Kirsten Earl (left) was presented with a RSCDS Branch Award by Chair, Jennifer Shearman, (right) on March 22nd at the Heather Ball in the Gizeh Temple. Kirsten is a familiar face at local socials and Balls. The Vancouver Branch was proud to support the nomination made by her fellow dancers in Terrace.
“Kirsten Earl has been a member of the Vancouver Branch of the RSCDS for many years, despite living in northern British Columbia, where she has been teaching and organizing Scottish Country Dance classes for over 20 years. She started teaching in Prince Rupert, then put on classes through the local Parks and Recreation when she moved to Terrace. Eventually classes moved to the local Knox United Church.
Over the years, Kirsten has introduced hundreds, if not thousands of people to Scottish Country Dance.
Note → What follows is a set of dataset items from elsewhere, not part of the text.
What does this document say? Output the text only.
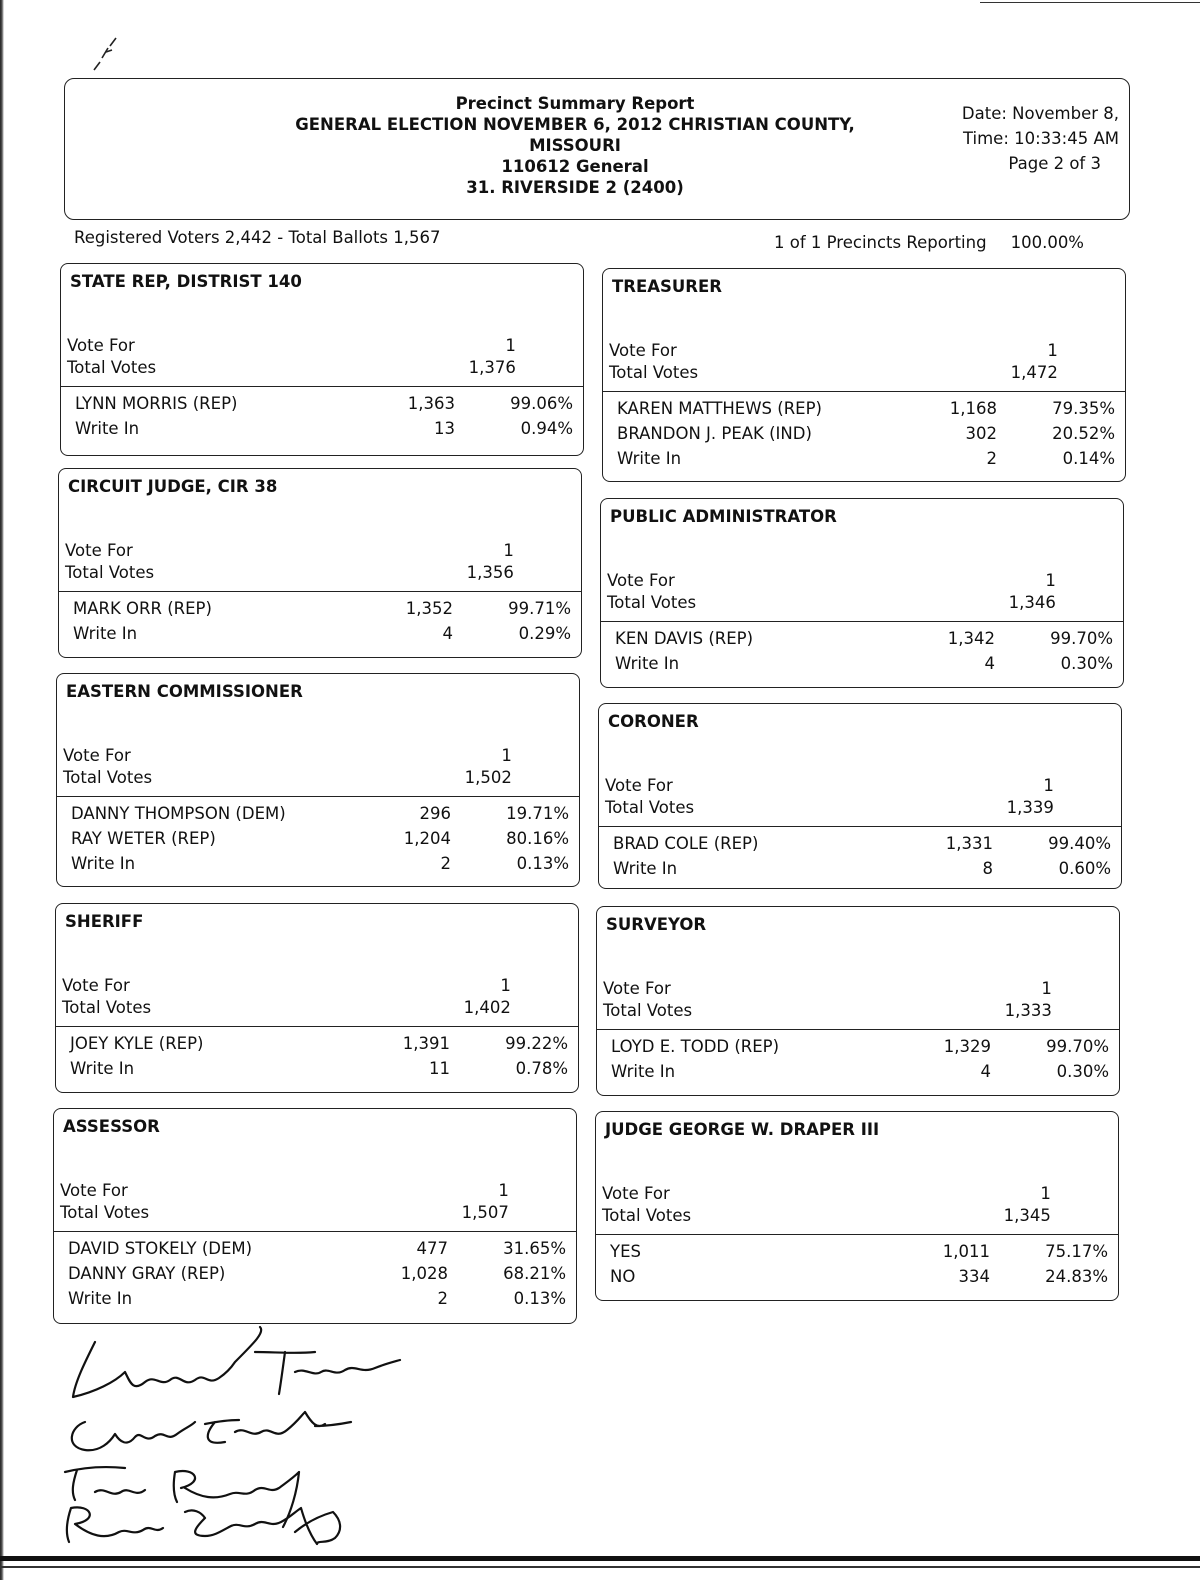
Precinct Summary Report
GENERAL ELECTION NOVEMBER 6, 2012 CHRISTIAN COUNTY,
MISSOURI
110612 General
31. RIVERSIDE 2 (2400)
Date: November 8,
Time: 10:33:45 AM
Page 2 of 3
Registered Voters 2,442 - Total Ballots 1,567	1 of 1 Precincts Reporting 100.00%
STATE REP, DISTRIST 140
Vote For	1
Total Votes	1,376
LYNN MORRIS (REP)	1,363	99.06%
Write In	13	0.94%
CIRCUIT JUDGE, CIR 38
Vote For	1
Total Votes	1,356
MARK ORR (REP)	1,352	99.71%
Write In	4	0.29%
EASTERN COMMISSIONER
Vote For	1
Total Votes	1,502
DANNY THOMPSON (DEM)	296	19.71%
RAY WETER (REP)	1,204	80.16%
Write In	2	0.13%
SHERIFF
Vote For	1
Total Votes	1,402
JOEY KYLE (REP)	1,391	99.22%
Write In	11	0.78%
ASSESSOR
Vote For	1
Total Votes	1,507
DAVID STOKELY (DEM)	477	31.65%
DANNY GRAY (REP)	1,028	68.21%
Write In	2	0.13%
TREASURER
Vote For	1
Total Votes	1,472
KAREN MATTHEWS (REP)	1,168	79.35%
BRANDON J. PEAK (IND)	302	20.52%
Write In	2	0.14%
PUBLIC ADMINISTRATOR
Vote For	1
Total Votes	1,346
KEN DAVIS (REP)	1,342	99.70%
Write In	4	0.30%
CORONER
Vote For	1
Total Votes	1,339
BRAD COLE (REP)	1,331	99.40%
Write In	8	0.60%
SURVEYOR
Vote For	1
Total Votes	1,333
LOYD E. TODD (REP)	1,329	99.70%
Write In	4	0.30%
JUDGE GEORGE W. DRAPER III
Vote For	1
Total Votes	1,345
YES	1,011	75.17%
NO	334	24.83%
She has taught a weekly class, mostly to adults, and she has taught SCD in the local schools. For a few years, family dances, called by Kirsten, were popular events with the youth of our city who were fundraising to go on trips with Canada World Youth. She has spearheaded Robby Burns Suppers and St. Andrews’s Day ceilidhs. She has led the Terrace Scottish Country Dancers on-stage at local telethons, Canada Day and BC Day celebrations, and Multicultural Potluck Dinners. She has taken us to the local folk music festivals and we have even sent demonstration teams to the BC Annual Dance Competition in Prince Rupert.
Kirsten has never given up on trying to make us elegant dancers, and has organized intensive weekend sessions with teachers brought in from Vancouver to achieve this goal. However, she also knows that above all, dancing has to be fun, and always kept it that way. Participation is the key in most of the public events we dance at. The “Demonstration Team” at these events is there more as “yeast” to get the audience on the dance floor than to show how it is done.
With this attitude, it is no wonder hat her Terrace Logger’s Jig is a great ceilidh dance.
Kirsten and her husband Ken are planning on moving to Salmon Arm next year. We are sure she will continue to help keep Scottish Country Dancing alive and well in British Columbia. We think she deserves recognition for her dedication in keeping it going in this remote part of the province.”